SEGERS: Emmanuel Macron is het nieuwe symbool van de Europese eenheid. Hij heeft het voor elkaar gekregen om de verkiezingen te winnen met een pro-Europese campagne: dat heeft niemand anders gedurfd en gepresteerd. Dat gezegd zijnde, is Merkel zeker niet uitgespeeld. Het wordt interessant om te zien hoe ze zich zal positioneren tegenover Macron. Merkel is het altijd gewend geweest- zeker in de periode dat François Hollande president was – om de kar te trekken. Ze hoopte altijd dat de Fransen mee kwamen trekken, maar dat deden ze nooit. Daardoor stond ze als het ware als enige leider van de Europese Unie op de plecht van het schip.

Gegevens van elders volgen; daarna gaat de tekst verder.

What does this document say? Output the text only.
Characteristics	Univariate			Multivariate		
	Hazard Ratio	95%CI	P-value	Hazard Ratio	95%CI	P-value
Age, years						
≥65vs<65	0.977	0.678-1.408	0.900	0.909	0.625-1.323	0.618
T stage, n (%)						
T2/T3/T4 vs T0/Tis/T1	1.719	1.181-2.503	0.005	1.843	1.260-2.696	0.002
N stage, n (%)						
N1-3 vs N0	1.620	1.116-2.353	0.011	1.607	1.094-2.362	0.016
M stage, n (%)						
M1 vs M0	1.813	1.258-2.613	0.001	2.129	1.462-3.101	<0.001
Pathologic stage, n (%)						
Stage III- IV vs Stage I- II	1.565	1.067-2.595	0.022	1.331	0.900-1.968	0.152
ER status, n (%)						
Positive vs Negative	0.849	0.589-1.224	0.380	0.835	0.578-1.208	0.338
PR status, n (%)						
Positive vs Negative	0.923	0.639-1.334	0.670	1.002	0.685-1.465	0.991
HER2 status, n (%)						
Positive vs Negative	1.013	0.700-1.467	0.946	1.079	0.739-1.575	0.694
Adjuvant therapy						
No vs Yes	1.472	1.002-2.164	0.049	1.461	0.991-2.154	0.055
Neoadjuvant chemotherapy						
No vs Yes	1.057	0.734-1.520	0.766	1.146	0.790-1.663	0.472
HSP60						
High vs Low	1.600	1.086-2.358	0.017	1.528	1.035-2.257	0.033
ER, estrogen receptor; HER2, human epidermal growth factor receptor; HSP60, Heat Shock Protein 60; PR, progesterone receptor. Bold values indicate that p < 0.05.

Daardoor, en ook door de geschiedenis van Duitsland, was ze kwetsbaar.

Als één man het spel van Merkel altijd nog kan doorkruisen, is het wel Jean-Claude Juncker.

Ze is, denk ik, blij dat Macron het leiderschap geclaimd heeft, maar ze staat voor een grote uitdaging. Door de opkomst van het radicaal-rechtse AfD en doordat de liberale FDP niet wilde deelnemen aan een al te pro-Europese Duitse regering, zal Merkel duidelijk moeten maken dat ze Duitse belangen dient. Daarvoor moet ze een nieuwe vorm vinden: ze kan dat niet meer doen als leider, maar als co-leider.

Wat Merkel kan helpen, is dat Jens Weidmann de nieuwe voorzitter van de Europese Centrale Bank (ECB) zou worden. Voor de Duitse publieke opinie en binnenlandse politiek zal dat belangrijk zijn. Het zal even duren voor alles opnieuw in de plooi valt voor haar. Ze zal tijd moeten kopen, maar daarin is niemand zo goed als zij.

Hebben de Duitsers hun kans op de aanstelling van Weidmann niet verspeeld, na de ophef rond Martin Selmayr? Die heeft zijn nieuwe baan als secretaris-generaal van de Europese Commissie volgens critici te danken aan Commissievoorzitter Jean-Claude Juncker.

SEGERS: Als één man het spel van Merkel altijd nog kan doorkruisen, is het wel Juncker. Dat heeft hij al vaker gedaan. Door deze situatie – die in principe niets met de ECB te maken heeft – wordt het voor Merkel moeilijker om Weidmann aan de top van de Centrale Bank te krijgen. Terwijl de bondskanselier daarvoor al járen aan het manoeuvreren is.

Iedereen die iets afweet van het precaire draagvlak voor het europroject in Duitsland, weet hoe belangrijk het is om zichtbaar Duitse invloed te hebben bij de ECB. Ook omdat er acht jaar een Italiaan aan het roer heeft gestaan, na een Fransman. De truc van Juncker compliceert dat. Merkel kon hem al missen als kiespijn – het is bekend dat ze al herhaaldelijk heeft aangedrongen op zijn vertrek.

Weidmanns kansen zijn inderdaad geslonken. Zijn mogelijke aanstelling is ook omstreden in Zuid-Europa. Daar zullen ze zien hem als een ‘nageboorte’ van Wolfgang Schäuble, wiens besparingsijver de Zuid-Europeanen nog altijd koude rillingen bezorgt.